[Orconte, 22 ou 23 décembre 1939]
Journée mélancolique. Mon groupe et le groupe jumeau de Saint-Dizier ont chacun perdu un équipage, descendus dans la même journée. Un de mes camarades les plus gentils, Kessel, est ici pour vingt-quatre heures, je lui ai fait faire un tour en avion de guerre. Il est semblable à lui-même (...)
J'ai aimé ma panne de Libye et la nécessité qui me faisait marcher, et le désert qui me dévorait peu à peu. Je me changeais en autre chose, qui n'était pas si mal (...) La nuit, enfoui dans le sable, et cette large navigation dans les étoiles. Pas là mon devoir ? Je veux bien le croire, si l'on appelle devoir ce qui rend le plus de services, mais ce n'est plus vrai dans le langage des vérités contemplatives. Et la contemplation, ça domine la charité. C'est un étage plus haut (...) C'est quand même à vomir, à cause du goût que ça a. On a l'air d'essayer de se faire valoir. Personne ne me demande rien là-bas, et si on me donnait une mission, ça ne serait point pour tirer mon suc de moi, mais pour favoriser ma candidature contre 100 autres.
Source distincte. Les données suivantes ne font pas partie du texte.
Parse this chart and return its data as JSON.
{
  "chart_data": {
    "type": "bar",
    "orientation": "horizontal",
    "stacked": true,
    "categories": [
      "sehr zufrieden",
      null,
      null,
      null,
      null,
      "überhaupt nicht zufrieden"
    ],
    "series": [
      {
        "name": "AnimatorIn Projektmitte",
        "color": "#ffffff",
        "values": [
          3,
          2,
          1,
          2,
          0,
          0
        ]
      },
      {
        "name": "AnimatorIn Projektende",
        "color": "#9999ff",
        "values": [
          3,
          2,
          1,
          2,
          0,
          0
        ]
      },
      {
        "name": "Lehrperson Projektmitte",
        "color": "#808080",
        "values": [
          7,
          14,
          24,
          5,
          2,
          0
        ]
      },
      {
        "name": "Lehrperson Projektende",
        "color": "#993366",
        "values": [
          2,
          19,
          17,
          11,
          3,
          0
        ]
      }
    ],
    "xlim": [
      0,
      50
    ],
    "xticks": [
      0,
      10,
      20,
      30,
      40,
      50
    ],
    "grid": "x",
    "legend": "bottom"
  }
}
Tu l'as vu ce troupeau d'ambassadeurs, qui cherchent là-bas de l'avancement ? Je ne suis pas de cette race. Il n'y a point là-bas un arbre impérieux, qui arrache de force au sol tous ses trésors, et l'épuise merveilleusement.
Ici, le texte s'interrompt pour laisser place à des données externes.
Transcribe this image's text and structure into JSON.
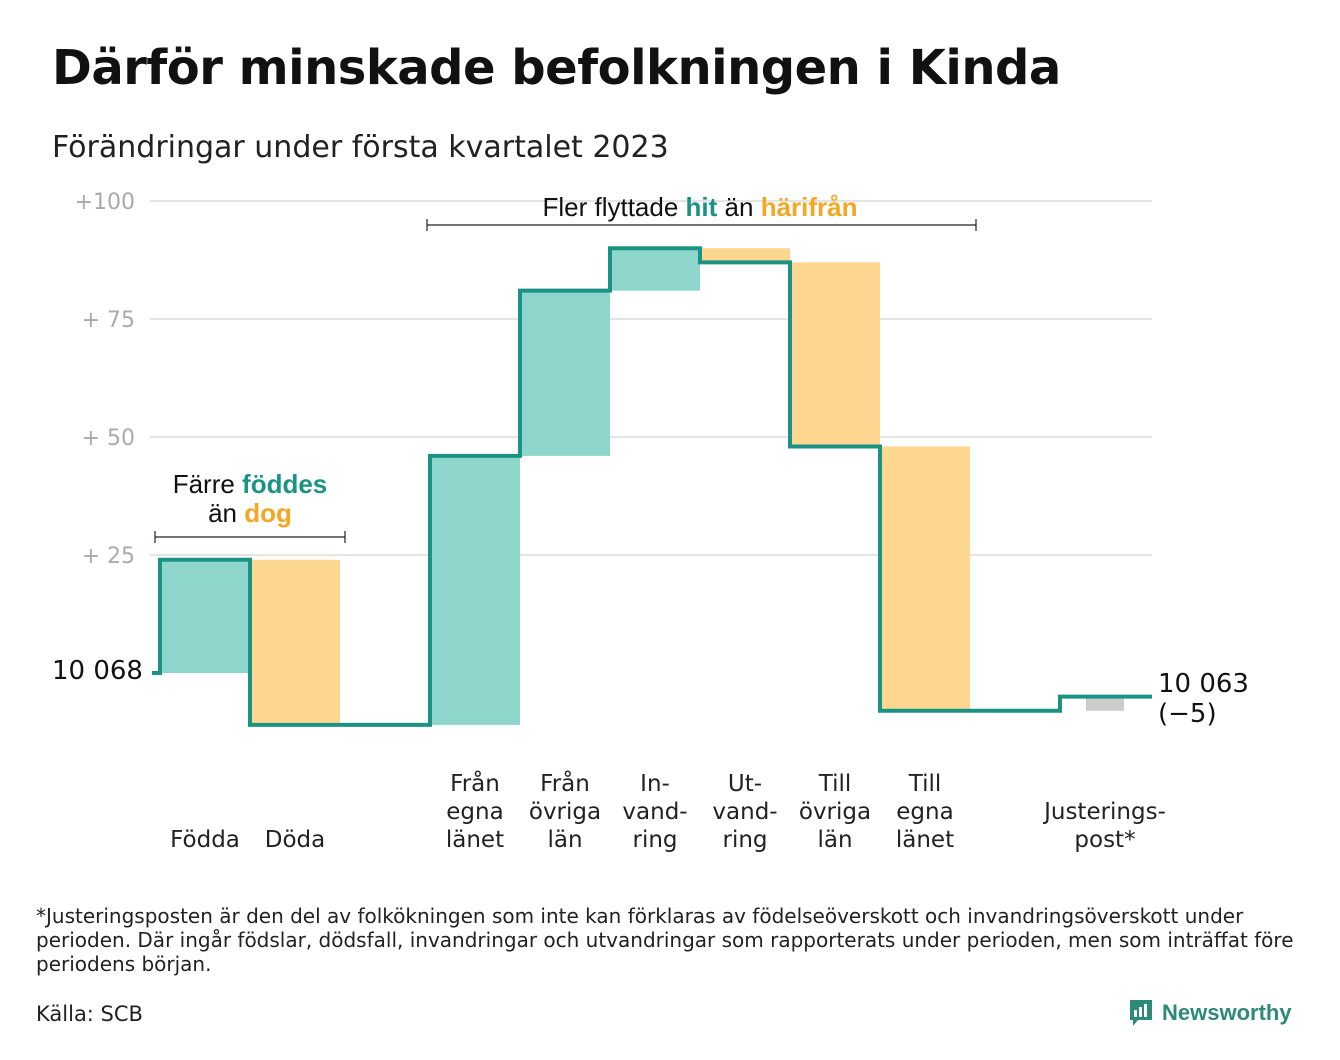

Quelques lettres de Saint-Exupéry à son grand ami Léon Werth, journaliste à
Marianne,
qui sera le destinataire de la
Lettre à un otage
et le dédicataire du
Petit Prince.
Mais, d'abord, cette évocation de Léon Werth
.
HENRI JEANSON : SUR LÉON WERTH
Cet ami pour qui, pendant l'occupation, Saint-Ex, Saint-Exupéry et Tonio n'ont cessé de trembler, était un porteur d'étoile jaune : Léon Werth. J'ai bien connu Léon Werth naguère, au Journal du Peuple d'Henri Fabre. Libertaire, pacifiste, antimilitariste, familier de Vlaminck, ami de Mirbeau et de Séverine, critique d'art écouté, Léon Werth avait écrit l'un des plus beaux livres sur la guerre de 14: Clavel Soldat. Serviable et généreux en dépit d'une pauvreté acceptée avec dignité et bonne humeur, Léon Werth avait pour toute richesse l'amitié de Saint-Ex, lui-même toujours à court d'argent. La Lettre à un otage, si belle et si compréhensive, si antigaulliste par son absence de haine, c'est à l'intention de Werth, son aîné de vingt-trois ans, israélite traqué par la Gestapo, que Saint-Ex l'a écrite, et c'est à Léon Werth encore qu'il a dédié Le Petit Prince par quoi survivra le nom de Werth. Peut-être un jour quelque lecteur se demandera-t-il qui était ce Werth, dont Saint-Ex faisait tant de cas et peut-être ainsi redécouvrira-t-on et récupérera-t-on un grand, un très grand écrivain frappé d'oubli. Il le mérite. C'était un petit homme au profil aigu, portant lorgnon, pas le moins du monde aigri, pour qui la peinture des autres, les écrits des autres étaient une raison de vivre et qui tirait de sa pipe toute une philosophie...
Fidèle et intransigeant quant à ses convictions, il n'était – on le devine – pas souvent d'accord avec son cher Tonio, « mais, écrit-il, engagés sur des routes opposées, nous nous rencontrions toujours, alors que chaque pas devait nous éloigner l'un de l'autre » (...)
Mais que penser de ce Saint-Exupéry qui trouvait le moyen d'être à la fois l'ami de Mermoz – Croix-de-Feu sur les bords – et de l'anarchiste Werth ?
Bien douteux ce personnage.
Il est vrai qu'il disait : « Si je diffère de toi, loin de te léser, je t'augmente. »
(Soixante-dix ans d'adolescence, Paris, Stock, 1971)
LETTRES À LÉON WERTH, 1939.
Cher Werth
Je vous embrasse en passant (je suis pour cinq minutes dans Paris). J'ai été me promener cet après-midi sur des coins extrêmement mal pavés et j'y ai vu – à moi destiné – le plus beau feu d'artifice du monde. Quelques bosses dans l'avion et c'est tout.
Embrassez Suzanne
Tonio.
Cher Werth
Je suis de passage pour dix minutes je vais à Toulouse 48 H pour des essais. J'espère vous voir en traversant Paris au retour.
Les missions ont bien marché.
Seriez-vous assez gentil pour dire à Consuelo que j'ai essayé de la joindre à mon court passage et espère qu'elle sera visible au retour ; je l'avertirai (je lui téléphone de Toulouse).